The district court's resolution of these issues resulted in the calculation of a total offense level of twenty-four, which called for a Guidelines range of fifty-one to sixty-three months' imprisonment. The district court granted Rosen's request for a below-Guidelines sentence, though not to the full extent he sought. Rosen argued for leniency based upon his age, medical condition, family circumstances, and that the actual loss in this case was substantially less than the intended loss. In the end, the district court sentenced Rosen to a below-Guidelines range sentence of forty-eight months' imprisonment.
Rosen appeals the district court's calculation of the intended loss amount under U.S.S.G. § 2B1.1, the determination of Rosen's role in the offense as a leader or organizer, pursuant to U.S.S.G. § 3B1.1(a), and the reasonableness of his sentence under U.S.S.G. § 3553(a).
A. Intended Loss Calculation
We review a district court's calculation of loss for clear error. United States v. Green, 648 F.3d 569, 583 (7th Cir.2011). However, threshold questions concerning the meaning of “loss” and the methodology to be used in measuring that loss present questions of law that call for de novo review. United States v. Wasz, 450 F.3d 720, 726 (7th Cir.2006).
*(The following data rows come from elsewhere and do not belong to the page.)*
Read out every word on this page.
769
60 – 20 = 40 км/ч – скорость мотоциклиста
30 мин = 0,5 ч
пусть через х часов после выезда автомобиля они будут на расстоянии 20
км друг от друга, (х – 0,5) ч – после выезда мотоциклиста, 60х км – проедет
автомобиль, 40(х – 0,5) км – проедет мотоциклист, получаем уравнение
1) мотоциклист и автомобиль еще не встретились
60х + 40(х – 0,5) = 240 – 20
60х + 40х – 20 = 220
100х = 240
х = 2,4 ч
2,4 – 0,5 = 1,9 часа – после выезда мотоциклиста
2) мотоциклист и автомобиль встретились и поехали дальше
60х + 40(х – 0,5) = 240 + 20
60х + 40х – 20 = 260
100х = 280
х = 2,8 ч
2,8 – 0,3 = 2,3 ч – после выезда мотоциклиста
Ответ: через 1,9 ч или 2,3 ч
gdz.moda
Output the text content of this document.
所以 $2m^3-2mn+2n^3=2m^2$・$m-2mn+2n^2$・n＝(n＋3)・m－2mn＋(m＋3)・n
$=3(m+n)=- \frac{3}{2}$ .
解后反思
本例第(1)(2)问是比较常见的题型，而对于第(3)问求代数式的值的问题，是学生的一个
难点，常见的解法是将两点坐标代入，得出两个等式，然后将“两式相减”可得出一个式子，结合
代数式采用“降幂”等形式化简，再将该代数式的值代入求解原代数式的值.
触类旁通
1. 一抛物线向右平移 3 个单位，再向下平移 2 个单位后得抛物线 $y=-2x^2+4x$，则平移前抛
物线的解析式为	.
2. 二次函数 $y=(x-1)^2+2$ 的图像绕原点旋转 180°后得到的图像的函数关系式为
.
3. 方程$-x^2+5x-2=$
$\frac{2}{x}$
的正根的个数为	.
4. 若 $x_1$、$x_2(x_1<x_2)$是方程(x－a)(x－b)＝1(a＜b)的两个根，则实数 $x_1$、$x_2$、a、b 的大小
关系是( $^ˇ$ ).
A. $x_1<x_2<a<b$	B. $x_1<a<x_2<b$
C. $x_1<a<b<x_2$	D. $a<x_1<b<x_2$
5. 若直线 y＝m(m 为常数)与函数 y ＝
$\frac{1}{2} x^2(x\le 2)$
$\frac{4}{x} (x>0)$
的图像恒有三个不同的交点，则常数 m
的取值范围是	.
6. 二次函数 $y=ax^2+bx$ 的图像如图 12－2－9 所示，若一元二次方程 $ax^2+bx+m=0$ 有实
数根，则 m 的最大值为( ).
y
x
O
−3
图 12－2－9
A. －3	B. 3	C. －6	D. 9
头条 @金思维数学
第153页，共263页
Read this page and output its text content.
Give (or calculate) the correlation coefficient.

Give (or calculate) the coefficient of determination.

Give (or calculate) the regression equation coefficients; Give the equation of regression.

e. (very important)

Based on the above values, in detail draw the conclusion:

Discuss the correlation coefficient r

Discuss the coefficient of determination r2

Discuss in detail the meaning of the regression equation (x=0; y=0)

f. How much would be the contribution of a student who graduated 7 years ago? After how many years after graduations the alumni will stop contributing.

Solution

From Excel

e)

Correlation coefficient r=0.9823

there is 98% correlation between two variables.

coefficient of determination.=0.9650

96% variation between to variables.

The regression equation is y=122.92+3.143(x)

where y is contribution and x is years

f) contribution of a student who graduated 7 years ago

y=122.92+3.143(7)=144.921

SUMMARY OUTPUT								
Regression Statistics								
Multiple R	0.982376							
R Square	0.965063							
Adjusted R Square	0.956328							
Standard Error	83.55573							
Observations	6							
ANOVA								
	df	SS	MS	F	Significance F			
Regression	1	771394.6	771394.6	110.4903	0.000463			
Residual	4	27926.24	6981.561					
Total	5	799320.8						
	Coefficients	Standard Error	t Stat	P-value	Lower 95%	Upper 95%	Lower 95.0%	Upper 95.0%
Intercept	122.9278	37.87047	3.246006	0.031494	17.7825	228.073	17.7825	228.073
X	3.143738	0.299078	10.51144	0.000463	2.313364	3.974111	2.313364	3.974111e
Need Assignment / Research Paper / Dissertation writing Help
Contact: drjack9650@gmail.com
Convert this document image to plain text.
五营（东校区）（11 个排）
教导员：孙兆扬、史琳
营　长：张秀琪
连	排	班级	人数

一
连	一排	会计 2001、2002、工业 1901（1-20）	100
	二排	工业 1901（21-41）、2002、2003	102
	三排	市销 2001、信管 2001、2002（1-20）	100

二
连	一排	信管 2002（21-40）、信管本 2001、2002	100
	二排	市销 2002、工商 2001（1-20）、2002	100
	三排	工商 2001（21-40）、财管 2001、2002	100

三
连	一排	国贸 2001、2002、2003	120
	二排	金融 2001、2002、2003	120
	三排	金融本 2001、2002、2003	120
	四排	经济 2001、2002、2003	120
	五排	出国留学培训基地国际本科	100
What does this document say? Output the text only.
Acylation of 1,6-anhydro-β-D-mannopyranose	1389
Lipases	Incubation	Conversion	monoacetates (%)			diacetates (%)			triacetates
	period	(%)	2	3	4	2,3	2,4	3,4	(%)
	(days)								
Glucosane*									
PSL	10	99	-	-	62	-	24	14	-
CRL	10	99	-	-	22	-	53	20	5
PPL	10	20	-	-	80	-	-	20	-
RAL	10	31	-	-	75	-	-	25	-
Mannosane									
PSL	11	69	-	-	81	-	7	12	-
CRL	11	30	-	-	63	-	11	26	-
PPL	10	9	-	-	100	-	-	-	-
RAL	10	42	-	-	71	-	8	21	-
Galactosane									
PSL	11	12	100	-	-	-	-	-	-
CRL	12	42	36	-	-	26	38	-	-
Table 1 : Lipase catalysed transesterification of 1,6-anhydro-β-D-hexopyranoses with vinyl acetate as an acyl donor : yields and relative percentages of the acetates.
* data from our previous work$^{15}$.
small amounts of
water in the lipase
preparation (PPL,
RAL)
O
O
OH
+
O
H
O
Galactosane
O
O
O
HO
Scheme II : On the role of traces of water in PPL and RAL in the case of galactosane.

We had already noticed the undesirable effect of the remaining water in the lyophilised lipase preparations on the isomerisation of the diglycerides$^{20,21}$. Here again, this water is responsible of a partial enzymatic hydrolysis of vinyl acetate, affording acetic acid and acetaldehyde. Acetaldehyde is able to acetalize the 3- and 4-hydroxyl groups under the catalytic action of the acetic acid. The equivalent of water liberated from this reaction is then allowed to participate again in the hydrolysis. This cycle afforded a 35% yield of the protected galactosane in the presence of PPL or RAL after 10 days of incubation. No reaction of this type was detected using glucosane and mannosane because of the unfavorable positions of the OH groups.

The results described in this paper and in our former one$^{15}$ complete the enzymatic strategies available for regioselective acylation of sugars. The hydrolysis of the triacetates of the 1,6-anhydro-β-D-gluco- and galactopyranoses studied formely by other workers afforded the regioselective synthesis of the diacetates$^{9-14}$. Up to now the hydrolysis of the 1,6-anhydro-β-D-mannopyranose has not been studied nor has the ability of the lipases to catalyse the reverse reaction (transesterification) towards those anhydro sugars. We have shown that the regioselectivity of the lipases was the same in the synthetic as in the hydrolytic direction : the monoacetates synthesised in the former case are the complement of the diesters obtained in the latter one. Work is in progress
The Sentencing Guidelines provide for an increase in offense level based upon the amount of loss resulting from the offense. U.S.S.G. § 2B1.1(b). A loss is defined as either the actual or intended loss, whichever is greater. § 2B1.1, cmt. n. 3 (A). Further, “intended loss” refers to the pecuniary harm that was intended to result from the offense, including that which would have been impossible or unlikely to occur. § 2B1.1, cmt. n. 3 (A)(i-ii) (2011).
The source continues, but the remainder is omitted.